“你想得真远。”魏红霞说,“她们才多大。”
“未雨绸缪嘛。”张玉民笑了。
房子需要装修。张玉民请了上次给自家装修的王家兄弟,工钱一天四块,管两顿饭。
“张老板,你这房子骨架好,装修出来不比新房子差。”王老大看了房子后说,“全弄利索,得十天。”
“成,尽量快点。”张玉民说,“闺女们急着搬进来。”
王家兄弟很实在,活儿干得仔细。墙抹得白白的,地铺了红砖,窗户换了玻璃,房顶换了新瓦。十天时间,房子焕然一新。
接下来是打家具。还是请孙木匠,打四个炕柜,两张书桌,八把椅子,两个碗柜。
“这些活儿,得干半个月。”孙木匠说,“工钱一天三块,材料你出。”
“成,听您的。”
孙木匠手艺确实好。打的炕柜严丝合缝,书桌四平八稳,椅子坐着舒服。用的都是好木料,松木的,散发着木头的清香。
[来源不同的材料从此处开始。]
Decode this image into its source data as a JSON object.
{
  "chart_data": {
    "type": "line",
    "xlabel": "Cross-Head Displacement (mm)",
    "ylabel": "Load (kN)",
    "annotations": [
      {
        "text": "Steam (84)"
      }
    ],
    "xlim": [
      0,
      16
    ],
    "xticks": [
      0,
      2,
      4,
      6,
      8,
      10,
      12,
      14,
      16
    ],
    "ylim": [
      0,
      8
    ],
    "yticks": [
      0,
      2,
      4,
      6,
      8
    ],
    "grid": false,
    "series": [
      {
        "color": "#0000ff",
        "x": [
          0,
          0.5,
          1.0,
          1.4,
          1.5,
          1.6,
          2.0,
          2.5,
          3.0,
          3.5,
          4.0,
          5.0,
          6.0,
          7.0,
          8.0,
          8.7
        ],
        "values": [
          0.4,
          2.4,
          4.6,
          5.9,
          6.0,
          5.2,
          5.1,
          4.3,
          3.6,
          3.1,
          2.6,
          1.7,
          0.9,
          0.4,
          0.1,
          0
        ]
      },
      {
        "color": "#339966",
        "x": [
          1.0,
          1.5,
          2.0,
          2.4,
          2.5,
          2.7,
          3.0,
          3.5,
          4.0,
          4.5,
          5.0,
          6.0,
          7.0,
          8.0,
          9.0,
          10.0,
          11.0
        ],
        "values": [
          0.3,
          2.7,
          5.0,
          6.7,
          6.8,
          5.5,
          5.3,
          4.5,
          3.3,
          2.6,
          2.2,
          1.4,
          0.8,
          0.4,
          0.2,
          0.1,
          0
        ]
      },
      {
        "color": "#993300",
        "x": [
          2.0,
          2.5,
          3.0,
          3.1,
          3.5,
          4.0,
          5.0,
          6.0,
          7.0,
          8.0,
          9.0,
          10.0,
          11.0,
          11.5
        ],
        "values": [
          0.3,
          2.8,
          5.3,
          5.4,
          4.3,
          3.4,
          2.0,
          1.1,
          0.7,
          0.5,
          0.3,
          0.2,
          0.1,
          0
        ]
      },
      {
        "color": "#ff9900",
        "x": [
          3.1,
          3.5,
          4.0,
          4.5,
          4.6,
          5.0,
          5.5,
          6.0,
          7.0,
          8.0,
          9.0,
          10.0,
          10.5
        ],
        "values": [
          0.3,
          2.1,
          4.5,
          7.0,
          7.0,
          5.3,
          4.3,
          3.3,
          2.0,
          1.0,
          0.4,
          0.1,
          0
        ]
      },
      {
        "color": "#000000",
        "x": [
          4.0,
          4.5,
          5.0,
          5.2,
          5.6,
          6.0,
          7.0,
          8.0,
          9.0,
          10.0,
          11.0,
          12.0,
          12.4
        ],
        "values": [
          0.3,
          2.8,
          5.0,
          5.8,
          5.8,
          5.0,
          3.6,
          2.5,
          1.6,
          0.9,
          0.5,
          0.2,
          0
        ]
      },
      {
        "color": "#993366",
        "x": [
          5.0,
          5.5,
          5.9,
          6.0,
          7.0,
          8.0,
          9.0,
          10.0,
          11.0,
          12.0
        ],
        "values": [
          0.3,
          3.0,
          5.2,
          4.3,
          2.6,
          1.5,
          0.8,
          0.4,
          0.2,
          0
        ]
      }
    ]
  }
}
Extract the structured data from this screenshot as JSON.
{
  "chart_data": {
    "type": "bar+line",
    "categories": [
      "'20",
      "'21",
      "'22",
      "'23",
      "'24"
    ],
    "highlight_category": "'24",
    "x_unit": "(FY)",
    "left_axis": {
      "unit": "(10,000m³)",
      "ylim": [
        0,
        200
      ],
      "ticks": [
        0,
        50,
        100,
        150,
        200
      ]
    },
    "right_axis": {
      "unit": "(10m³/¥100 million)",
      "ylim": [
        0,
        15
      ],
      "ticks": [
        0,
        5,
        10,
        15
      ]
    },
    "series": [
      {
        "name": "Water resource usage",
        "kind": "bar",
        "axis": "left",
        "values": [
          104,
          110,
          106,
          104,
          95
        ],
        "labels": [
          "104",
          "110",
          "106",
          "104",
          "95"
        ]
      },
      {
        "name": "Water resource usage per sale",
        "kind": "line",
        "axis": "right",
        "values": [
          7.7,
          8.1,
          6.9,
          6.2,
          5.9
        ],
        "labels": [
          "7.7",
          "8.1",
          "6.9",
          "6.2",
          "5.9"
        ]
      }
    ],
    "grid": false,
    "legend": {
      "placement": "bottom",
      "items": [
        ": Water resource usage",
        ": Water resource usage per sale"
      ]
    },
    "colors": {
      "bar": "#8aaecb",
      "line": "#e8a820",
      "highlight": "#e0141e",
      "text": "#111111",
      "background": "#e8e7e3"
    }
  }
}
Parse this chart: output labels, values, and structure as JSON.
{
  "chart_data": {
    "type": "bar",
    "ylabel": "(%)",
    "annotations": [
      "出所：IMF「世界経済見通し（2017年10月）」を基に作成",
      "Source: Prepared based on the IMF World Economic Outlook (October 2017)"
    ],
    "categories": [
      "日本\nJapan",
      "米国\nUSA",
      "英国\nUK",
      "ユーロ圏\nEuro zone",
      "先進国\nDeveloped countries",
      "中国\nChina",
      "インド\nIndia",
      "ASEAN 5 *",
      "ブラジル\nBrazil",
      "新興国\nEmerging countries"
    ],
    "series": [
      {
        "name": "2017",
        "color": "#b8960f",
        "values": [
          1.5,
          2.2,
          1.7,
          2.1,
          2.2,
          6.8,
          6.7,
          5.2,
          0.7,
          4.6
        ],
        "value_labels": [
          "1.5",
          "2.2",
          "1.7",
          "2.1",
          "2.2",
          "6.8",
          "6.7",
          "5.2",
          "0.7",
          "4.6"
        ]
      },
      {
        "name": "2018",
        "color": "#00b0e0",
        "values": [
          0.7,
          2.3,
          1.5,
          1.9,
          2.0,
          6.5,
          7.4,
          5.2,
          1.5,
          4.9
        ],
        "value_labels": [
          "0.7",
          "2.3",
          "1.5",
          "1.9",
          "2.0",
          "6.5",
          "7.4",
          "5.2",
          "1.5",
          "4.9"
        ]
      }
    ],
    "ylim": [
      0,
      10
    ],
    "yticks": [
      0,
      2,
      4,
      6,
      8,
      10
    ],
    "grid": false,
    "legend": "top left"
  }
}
半个月后,家具打好了。张玉民付了工钱,又送了孙木匠两瓶酒。孙木匠很高兴:“张老板,往后要打家具,还找我。”
“一定一定。”
五、温锅宴
二月二,龙抬头,是个好日子。张玉民选这天给新房“温锅”——请亲朋好友来新家吃饭,暖房。
请了马春生一家、赵老四一家、刘大炮、周建军、疤脸王铁柱,还有店里雇的几个人。
魏红霞从早上就开始忙活,做了十二个菜:小鸡炖蘑菇、红烧肉、锅包肉、溜肉段、酸菜白肉、炖鲤鱼、炒鸡蛋、家常凉菜、拌三丝、蒸馒头、粘豆包、杀猪菜。
摆了两桌,堂屋一桌,院里一桌,热闹得很。
“玉民,恭喜恭喜!”刘大炮举杯,“在县城有两处房产了,了不得啊!”
“刘科长,说笑了,我就是个乡下人,在县城混口饭吃。”张玉民说。
“别谦虚,你现在是咱们县里的名人。”周建军说,“个体户的典型,省里都挂了号。用不了几年,你就是大老板了。”
“借您吉言。”
疤脸王铁柱说:“张大哥,往后有啥事,尽管吩咐。在县城这片,我王铁柱还有点面子。”
“谢谢铁柱兄弟。”
马春生媳妇拉着魏红霞的手:“红霞,你这日子过好了,我们看着都高兴。往后常来常往,咱们做邻居。”
“嗯,常来常往。”魏红霞眼圈红了。
孩子们在院子里玩。婉清和静姝带着秀兰、春燕,还有马春生的儿子、赵老四的孙子,玩跳房子。小五玥怡坐在小推车里,看着哥哥姐姐们玩,咿咿呀呀地笑。
“玉民,你这五个闺女,个个有出息。”刘大炮说,“大闺女懂事,二闺女聪明,三闺女乖巧,四闺女活泼,小闺女可爱。你有福气啊。”
张玉民看着闺女们,心里暖暖的:“是啊,我这辈子最大的福气,就是有这五个闺女。”
“还打算要儿子不?”
“随缘。”张玉民说,“儿子闺女都一样,都是自己的孩子。”
“这话对。”刘大炮点头,“现在时代不一样了,男女都一样。”
六、老爹的最后通牒
好景不长。张老爹听说大儿子在县城又买了房,第三天就来了。
一进院子,看见装修得干干净净的房子,张老爹脸色就沉下来了。
“玉民,你又买房了?”他问。
“买了。”张玉民说,“爹,您咋来了?”
“我咋不能来?”张老爹在院子里转了一圈,“这房子不错,花了多少钱?”
“三千。”
“三千?”张老爹倒吸一口凉气,“你哪来这么多钱?”
“挣的。”张玉民说,“爹,您要是没事,就回吧,我这儿忙着呢。”
“忙啥?忙着撵你爹走?”张老爹往石凳上一坐,“玉民,你现在有两处房子了,我跟你娘还住在屯里那破房子里。你就忍心?”
张玉民心里一沉。他就知道,老爹会来这一出。
“爹,我每月给您养老钱,您跟我娘在屯里住得挺好。”
“挺好?”张老爹冷笑,“那房子漏雨透风,冬天冻得睡不着觉!你这儿有两处房子,就不能给我们一处?”
“爹,这房子是给闺女们准备的。”张玉民说,“她们慢慢大了,不能老挤在一起。”
“闺女?”张老爹嗤笑,“闺女早晚是别人家的人,你给她们买房有啥用?玉民,你听爹的,把这房子给我跟你娘住。闺女们挤挤就行了。”
张玉民看着老爹,看着这个永远只想着自己的父亲,心里冰凉。